More and more reports indicate that many of those with a college degree are unfit for any sort of real employment. They have neither the skills nor the proper attitude that employers are looking for. Most college grads are spoiled little over -entitled brats with poor attitudes. Furthermore they have either weak or no job skills at all.
And a college degree in "Gender Studies" , Hospitality or Library Science is not going to land you a job anywhere. The list of useless college degrees grows longer by the day and young people are going to learn a hard lesson very soon.
A buddy and I worked in a bookstore. I finished up my PoliSci/History BA. He went on for an MS in Library Science. He got a nice job in a Midwestern private college's library. I continued to sell books. I got into online retailing support as Amazon ate the bookstore sector. Retired now. Paid off my loans but never got rich.
Since the 80s, The library science professional degree has become Library and Information Science, `cause, computers.
"Why Are Students Using AI To Cheat? Maybe Because They Shouldn't Be In College At All"
Most likely it is because they can't read the paper on the next desk.

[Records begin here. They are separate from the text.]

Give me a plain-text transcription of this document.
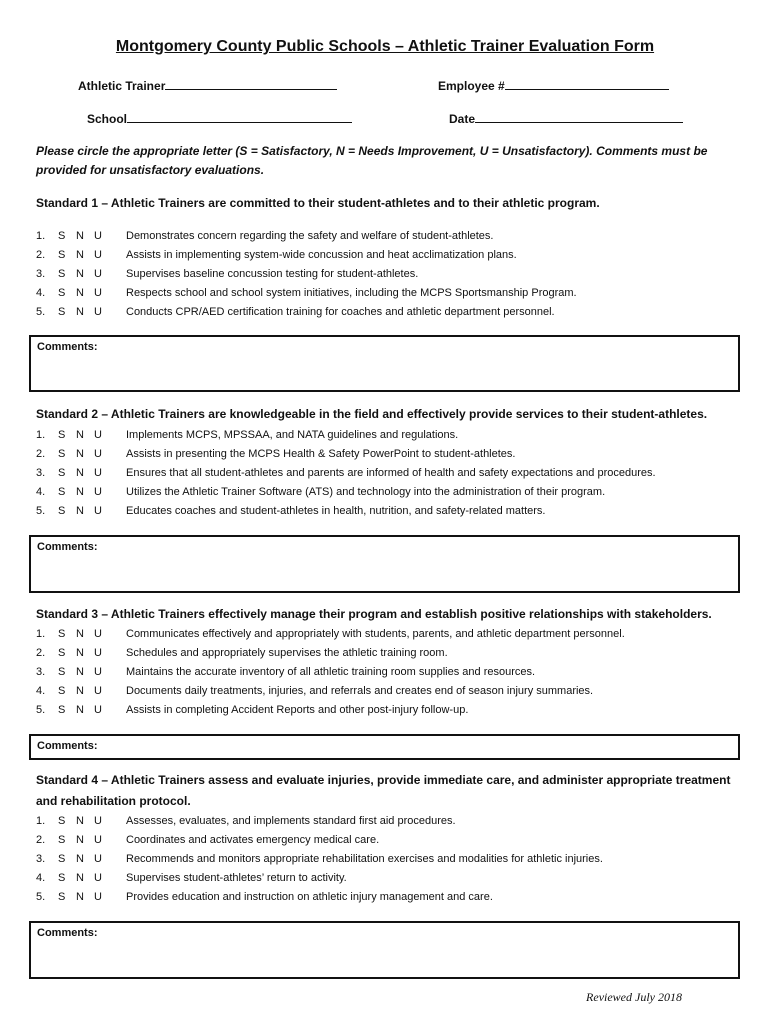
Montgomery County Public Schools – Athletic Trainer Evaluation Form
Athletic Trainer	Employee #
School	Date
Please circle the appropriate letter (S = Satisfactory, N = Needs Improvement, U = Unsatisfactory). Comments must be provided for unsatisfactory evaluations.
Standard 1 – Athletic Trainers are committed to their student-athletes and to their athletic program.
1. S N U Demonstrates concern regarding the safety and welfare of student-athletes.
2. S N U Assists in implementing system-wide concussion and heat acclimatization plans.
3. S N U Supervises baseline concussion testing for student-athletes.
4. S N U Respects school and school system initiatives, including the MCPS Sportsmanship Program.
5. S N U Conducts CPR/AED certification training for coaches and athletic department personnel.
Comments:
Standard 2 – Athletic Trainers are knowledgeable in the field and effectively provide services to their student-athletes.
1. S N U Implements MCPS, MPSSAA, and NATA guidelines and regulations.
2. S N U Assists in presenting the MCPS Health & Safety PowerPoint to student-athletes.
3. S N U Ensures that all student-athletes and parents are informed of health and safety expectations and procedures.
4. S N U Utilizes the Athletic Trainer Software (ATS) and technology into the administration of their program.
5. S N U Educates coaches and student-athletes in health, nutrition, and safety-related matters.
Comments:
Standard 3 – Athletic Trainers effectively manage their program and establish positive relationships with stakeholders.
1. S N U Communicates effectively and appropriately with students, parents, and athletic department personnel.
2. S N U Schedules and appropriately supervises the athletic training room.
3. S N U Maintains the accurate inventory of all athletic training room supplies and resources.
4. S N U Documents daily treatments, injuries, and referrals and creates end of season injury summaries.
5. S N U Assists in completing Accident Reports and other post-injury follow-up.
Comments:
Standard 4 – Athletic Trainers assess and evaluate injuries, provide immediate care, and administer appropriate treatment and rehabilitation protocol.
1. S N U Assesses, evaluates, and implements standard first aid procedures.
2. S N U Coordinates and activates emergency medical care.
3. S N U Recommends and monitors appropriate rehabilitation exercises and modalities for athletic injuries.
4. S N U Supervises student-athletes’ return to activity.
5. S N U Provides education and instruction on athletic injury management and care.
Comments:
Reviewed July 2018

Rorschach doesn't sound like that. Then again, most cartoon characters that've been voiced don't sound like the ones in my head. Arthur Lake rarely sounds like Dagwood. Chris T. doesn't sound like Kaz's big guy. Bert Piels does sound like Ray Goulding, but Harry doesn't sound like Bob Elliott. Smokey [the] Bear doesn't sound like anyone who's ever voiced him. Donald Duck ought to sue whoever voiced him, but unfortunately that's his gimmick.
I didn't say he sounded like that. I said it would go over their heads.
AI also makes it possible to preclude cheating. Instead of tests, the AI can interview the student in real time to assess their grasp of the subject.
-jcr
AI use appears greater in STEM fields, where it has productive applications. Personally, I'd be fine if the engineers who designed my next car used AI. That said, I'd also be fine if the EnglishLit major who waits on my table used AI to write their senior thesis on James Joyce.
Old man yells at cloud about newfangled calculators.
How about get rid of overpaid tenured professors who can't or don't teach, classes you never need, software you'll never use again and sports.
Nobody would use AI to cheat to learn something they actually wanted to learn. If I want to learn how to play guitar, cheating at that task would be useless. Same if I want to learn how to speak French, or how to cook.
Perhaps college students are cheating at tasks because they're meaningless make-work that people aren't actually interested in learning how to do?